Contact the University Education Infrastructure Committee (UEIC) to schedule a consultation. Upon Information Solutions and UEIC confirming there are no security issues, you may proceed further.

Step 3

Email Information Security with the following information, if you elect to (1) conduct a pilot program or (2) purchase the product.

  • Identify any potential for sharing or exposing HIPPA- or FERPA-protected information. If protected information is shared or potentially exposed, Information Security (Info Sec) may recommend or require a Business Associates Agreement (BAA) be signed by the company to mitigate impact of a cyber incident.
  • Indicate if the pilot requires connection to the MUSC environment on one of MUSC’s protected cloud tenants (e.g., Office 365). 

Step 4

Complete the UEIC Software Decision Analysis Request form and submit it to UEIC. Your responses to the questionnaire are reviewed during the approval process. It is critical that you thoroughly answer all questions.

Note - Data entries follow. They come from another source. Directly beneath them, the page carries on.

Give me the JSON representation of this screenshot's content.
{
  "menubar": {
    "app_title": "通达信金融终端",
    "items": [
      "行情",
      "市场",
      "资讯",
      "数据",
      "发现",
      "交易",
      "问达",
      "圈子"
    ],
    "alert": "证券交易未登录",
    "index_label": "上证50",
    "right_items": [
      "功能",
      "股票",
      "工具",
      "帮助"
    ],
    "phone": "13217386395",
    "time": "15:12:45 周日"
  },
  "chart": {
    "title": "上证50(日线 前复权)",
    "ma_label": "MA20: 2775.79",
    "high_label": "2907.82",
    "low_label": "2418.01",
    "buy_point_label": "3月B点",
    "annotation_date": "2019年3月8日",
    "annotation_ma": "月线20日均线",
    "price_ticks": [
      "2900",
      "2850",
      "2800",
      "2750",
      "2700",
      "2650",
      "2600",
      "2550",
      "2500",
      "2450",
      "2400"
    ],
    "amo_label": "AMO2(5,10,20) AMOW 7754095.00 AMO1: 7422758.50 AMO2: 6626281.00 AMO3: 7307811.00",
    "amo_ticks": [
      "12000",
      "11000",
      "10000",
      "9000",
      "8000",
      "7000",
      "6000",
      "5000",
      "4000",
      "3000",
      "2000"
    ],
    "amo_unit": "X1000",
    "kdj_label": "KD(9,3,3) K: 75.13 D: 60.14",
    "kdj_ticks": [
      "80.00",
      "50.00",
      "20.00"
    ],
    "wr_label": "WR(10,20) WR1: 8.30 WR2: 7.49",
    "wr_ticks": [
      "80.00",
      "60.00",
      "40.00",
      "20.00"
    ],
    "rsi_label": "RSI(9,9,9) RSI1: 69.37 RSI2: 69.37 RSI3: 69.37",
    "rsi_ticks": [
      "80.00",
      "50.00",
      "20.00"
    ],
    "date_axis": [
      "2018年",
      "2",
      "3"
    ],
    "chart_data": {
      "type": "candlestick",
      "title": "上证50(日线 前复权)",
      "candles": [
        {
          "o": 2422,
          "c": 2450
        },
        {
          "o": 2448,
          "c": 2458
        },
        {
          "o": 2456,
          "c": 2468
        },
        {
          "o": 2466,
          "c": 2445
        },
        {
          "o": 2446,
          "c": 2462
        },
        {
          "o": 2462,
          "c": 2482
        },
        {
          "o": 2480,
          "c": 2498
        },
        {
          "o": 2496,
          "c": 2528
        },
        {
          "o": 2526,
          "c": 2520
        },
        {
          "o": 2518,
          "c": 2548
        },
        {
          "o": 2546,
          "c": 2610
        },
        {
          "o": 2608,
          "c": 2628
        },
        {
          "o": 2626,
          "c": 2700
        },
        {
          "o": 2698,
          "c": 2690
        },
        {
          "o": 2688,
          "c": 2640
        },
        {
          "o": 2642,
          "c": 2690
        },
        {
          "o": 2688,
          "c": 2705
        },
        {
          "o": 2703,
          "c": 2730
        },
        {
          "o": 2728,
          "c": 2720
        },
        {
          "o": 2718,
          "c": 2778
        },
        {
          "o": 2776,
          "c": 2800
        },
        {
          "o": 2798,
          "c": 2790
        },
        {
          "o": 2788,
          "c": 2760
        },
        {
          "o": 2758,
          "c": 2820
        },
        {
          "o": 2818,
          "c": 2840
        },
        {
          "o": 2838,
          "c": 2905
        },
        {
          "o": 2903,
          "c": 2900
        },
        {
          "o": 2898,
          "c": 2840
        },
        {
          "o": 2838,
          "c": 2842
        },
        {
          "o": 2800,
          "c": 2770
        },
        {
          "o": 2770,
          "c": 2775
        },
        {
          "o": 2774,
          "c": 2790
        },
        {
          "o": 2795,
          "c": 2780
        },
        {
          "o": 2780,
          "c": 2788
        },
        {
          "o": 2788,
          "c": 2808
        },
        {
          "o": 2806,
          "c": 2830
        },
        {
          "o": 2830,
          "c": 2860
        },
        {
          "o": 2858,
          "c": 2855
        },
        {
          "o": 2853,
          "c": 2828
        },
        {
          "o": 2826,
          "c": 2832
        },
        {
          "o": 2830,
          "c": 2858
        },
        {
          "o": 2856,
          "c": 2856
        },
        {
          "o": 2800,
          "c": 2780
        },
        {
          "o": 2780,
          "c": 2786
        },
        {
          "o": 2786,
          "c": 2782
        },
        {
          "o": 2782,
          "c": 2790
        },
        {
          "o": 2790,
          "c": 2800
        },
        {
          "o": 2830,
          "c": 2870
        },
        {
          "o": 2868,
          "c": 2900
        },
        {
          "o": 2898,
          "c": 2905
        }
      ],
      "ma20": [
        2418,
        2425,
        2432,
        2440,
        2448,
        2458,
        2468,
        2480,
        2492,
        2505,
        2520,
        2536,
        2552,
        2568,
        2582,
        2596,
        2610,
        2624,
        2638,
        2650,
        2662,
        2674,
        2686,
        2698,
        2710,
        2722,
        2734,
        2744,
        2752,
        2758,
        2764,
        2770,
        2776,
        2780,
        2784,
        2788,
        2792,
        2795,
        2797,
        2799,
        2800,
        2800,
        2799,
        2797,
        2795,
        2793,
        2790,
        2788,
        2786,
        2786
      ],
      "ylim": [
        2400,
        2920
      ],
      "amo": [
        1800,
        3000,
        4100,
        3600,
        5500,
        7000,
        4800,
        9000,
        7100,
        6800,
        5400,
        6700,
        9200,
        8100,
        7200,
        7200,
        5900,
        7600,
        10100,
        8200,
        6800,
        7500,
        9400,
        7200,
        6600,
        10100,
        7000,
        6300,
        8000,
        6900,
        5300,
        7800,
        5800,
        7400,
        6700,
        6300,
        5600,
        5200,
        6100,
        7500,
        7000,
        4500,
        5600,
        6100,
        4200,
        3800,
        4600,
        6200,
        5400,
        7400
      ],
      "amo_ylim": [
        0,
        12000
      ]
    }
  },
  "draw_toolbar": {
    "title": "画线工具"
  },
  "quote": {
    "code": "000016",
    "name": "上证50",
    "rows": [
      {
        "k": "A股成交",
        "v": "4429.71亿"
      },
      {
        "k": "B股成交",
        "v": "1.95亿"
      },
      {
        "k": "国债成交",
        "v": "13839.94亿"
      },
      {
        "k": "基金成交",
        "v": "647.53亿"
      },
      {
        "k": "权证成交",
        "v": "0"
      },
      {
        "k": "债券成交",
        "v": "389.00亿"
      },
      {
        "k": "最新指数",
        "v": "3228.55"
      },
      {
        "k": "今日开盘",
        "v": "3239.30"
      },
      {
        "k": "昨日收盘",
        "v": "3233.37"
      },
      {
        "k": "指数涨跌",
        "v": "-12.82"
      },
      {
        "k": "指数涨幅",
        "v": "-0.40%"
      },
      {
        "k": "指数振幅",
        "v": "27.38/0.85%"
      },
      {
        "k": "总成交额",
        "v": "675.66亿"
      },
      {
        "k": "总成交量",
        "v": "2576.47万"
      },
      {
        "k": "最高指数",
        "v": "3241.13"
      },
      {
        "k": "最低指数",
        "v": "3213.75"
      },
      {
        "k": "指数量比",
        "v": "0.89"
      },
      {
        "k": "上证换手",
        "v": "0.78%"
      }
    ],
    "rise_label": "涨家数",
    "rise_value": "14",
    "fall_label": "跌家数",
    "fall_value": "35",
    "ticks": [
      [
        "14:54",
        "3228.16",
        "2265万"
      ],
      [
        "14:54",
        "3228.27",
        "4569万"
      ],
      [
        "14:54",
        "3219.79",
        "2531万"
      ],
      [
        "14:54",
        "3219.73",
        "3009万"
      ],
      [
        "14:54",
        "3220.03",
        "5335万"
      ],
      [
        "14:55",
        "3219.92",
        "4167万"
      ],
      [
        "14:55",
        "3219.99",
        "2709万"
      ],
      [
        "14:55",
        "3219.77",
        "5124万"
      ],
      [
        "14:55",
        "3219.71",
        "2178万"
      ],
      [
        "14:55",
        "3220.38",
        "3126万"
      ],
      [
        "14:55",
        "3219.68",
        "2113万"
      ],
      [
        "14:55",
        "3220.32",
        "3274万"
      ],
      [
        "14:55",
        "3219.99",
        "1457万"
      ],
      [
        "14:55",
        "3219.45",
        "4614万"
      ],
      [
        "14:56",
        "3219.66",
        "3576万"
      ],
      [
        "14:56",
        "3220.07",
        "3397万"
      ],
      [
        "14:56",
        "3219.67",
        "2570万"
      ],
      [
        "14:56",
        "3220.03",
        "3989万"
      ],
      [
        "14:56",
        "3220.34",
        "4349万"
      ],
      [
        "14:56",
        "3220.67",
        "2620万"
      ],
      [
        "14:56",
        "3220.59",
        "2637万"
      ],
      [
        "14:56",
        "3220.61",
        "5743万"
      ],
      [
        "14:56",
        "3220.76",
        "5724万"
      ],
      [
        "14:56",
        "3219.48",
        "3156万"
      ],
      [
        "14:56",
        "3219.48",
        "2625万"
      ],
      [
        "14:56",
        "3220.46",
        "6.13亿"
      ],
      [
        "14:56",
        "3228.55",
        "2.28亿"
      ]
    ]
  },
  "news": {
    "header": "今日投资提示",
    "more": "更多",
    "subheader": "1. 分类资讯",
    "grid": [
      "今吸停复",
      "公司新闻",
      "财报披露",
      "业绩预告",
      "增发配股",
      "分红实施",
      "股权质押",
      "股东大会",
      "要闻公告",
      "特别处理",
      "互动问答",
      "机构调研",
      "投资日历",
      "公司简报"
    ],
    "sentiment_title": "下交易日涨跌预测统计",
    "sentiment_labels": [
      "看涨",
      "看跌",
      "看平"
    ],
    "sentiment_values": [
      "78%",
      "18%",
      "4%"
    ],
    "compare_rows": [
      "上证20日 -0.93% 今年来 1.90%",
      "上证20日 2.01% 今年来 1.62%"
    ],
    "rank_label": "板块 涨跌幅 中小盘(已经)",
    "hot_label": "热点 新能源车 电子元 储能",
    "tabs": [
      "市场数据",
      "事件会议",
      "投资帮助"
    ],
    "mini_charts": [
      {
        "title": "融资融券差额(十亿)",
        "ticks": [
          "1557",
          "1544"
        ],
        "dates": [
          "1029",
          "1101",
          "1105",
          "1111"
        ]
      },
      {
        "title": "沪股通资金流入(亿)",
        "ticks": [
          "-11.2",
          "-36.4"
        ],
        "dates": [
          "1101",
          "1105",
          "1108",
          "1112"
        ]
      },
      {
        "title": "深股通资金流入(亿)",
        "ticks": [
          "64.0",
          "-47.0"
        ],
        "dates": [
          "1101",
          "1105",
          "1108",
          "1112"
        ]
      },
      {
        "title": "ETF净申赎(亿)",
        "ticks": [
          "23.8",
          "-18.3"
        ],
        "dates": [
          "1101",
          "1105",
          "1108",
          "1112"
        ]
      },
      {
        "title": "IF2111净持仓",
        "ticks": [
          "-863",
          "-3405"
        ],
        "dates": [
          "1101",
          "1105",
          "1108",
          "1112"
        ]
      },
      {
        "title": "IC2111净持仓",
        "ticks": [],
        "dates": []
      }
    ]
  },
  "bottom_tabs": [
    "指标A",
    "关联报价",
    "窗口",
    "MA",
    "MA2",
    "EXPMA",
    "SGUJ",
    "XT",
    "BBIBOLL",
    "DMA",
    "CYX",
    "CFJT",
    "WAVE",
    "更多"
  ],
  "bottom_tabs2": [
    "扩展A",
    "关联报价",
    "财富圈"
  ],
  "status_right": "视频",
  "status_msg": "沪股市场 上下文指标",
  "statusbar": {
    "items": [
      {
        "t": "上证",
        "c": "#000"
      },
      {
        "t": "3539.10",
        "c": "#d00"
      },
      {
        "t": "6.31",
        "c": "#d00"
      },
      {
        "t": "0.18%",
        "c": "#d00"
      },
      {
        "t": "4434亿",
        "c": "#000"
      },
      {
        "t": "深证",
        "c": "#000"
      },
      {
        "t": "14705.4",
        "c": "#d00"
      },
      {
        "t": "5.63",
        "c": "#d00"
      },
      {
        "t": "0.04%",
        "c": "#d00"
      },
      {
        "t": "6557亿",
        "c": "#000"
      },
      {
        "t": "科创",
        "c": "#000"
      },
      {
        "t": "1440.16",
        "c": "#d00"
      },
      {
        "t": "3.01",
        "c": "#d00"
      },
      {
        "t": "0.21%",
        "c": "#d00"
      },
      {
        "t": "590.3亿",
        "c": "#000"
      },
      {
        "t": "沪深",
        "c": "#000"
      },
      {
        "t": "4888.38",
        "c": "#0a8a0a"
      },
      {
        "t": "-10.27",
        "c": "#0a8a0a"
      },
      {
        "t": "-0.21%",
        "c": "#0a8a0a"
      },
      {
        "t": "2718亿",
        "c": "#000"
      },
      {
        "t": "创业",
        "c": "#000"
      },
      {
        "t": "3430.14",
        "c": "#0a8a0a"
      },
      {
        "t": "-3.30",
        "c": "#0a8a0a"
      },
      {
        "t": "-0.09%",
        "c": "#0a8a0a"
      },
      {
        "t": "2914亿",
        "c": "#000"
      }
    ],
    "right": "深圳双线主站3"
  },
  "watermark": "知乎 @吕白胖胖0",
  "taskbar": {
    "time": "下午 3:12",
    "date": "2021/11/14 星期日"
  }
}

  • Who supports the system operation? (This is the person responsible for serving as the system administrator.)
  • Who is paying for the system? (This is the system owner.) The system owner will be asked to address initial cost and future maintenance and costs.
  • Will this technology share patient or student information? If so, did Info Sec approve it or was a BAA signed (see Step 3)?
  • Will this technology require connection to the MUSC environment or a protected cloud tenant? If so, did Info Sec approve it or was a BAA signed (See Step 3)?
  • Are you aware of any similar or redundant technology on campus? If so, what does this technology do that the existing technology does not achieve? If you are unsure if an existing technology is redundant, please identify the existing technology, and UEIC will help determine if the existing technology achieves the same goal.
  • Does the system support Single Sign On (SSO) authentication?
  • Does the system integrate with another technology on campus (example: BrightSpace)? If so, how does this change the way the proposed technology is used, accessed, and operates. (In many cases when a technology or application is a stand-alone system it works differently than it would when integrated with another application.)

Step 5

Schedule a time to present your technology/software solution to the committee by contacting UEIC. Once your technology/software solution is approved, UEIC can streamline the process of onboarding the technology/software. Major decision-makers in procurement, information systems, legal, and other key areas are members of UEIC, thus lending their expertise to a more efficient approval and onboarding process.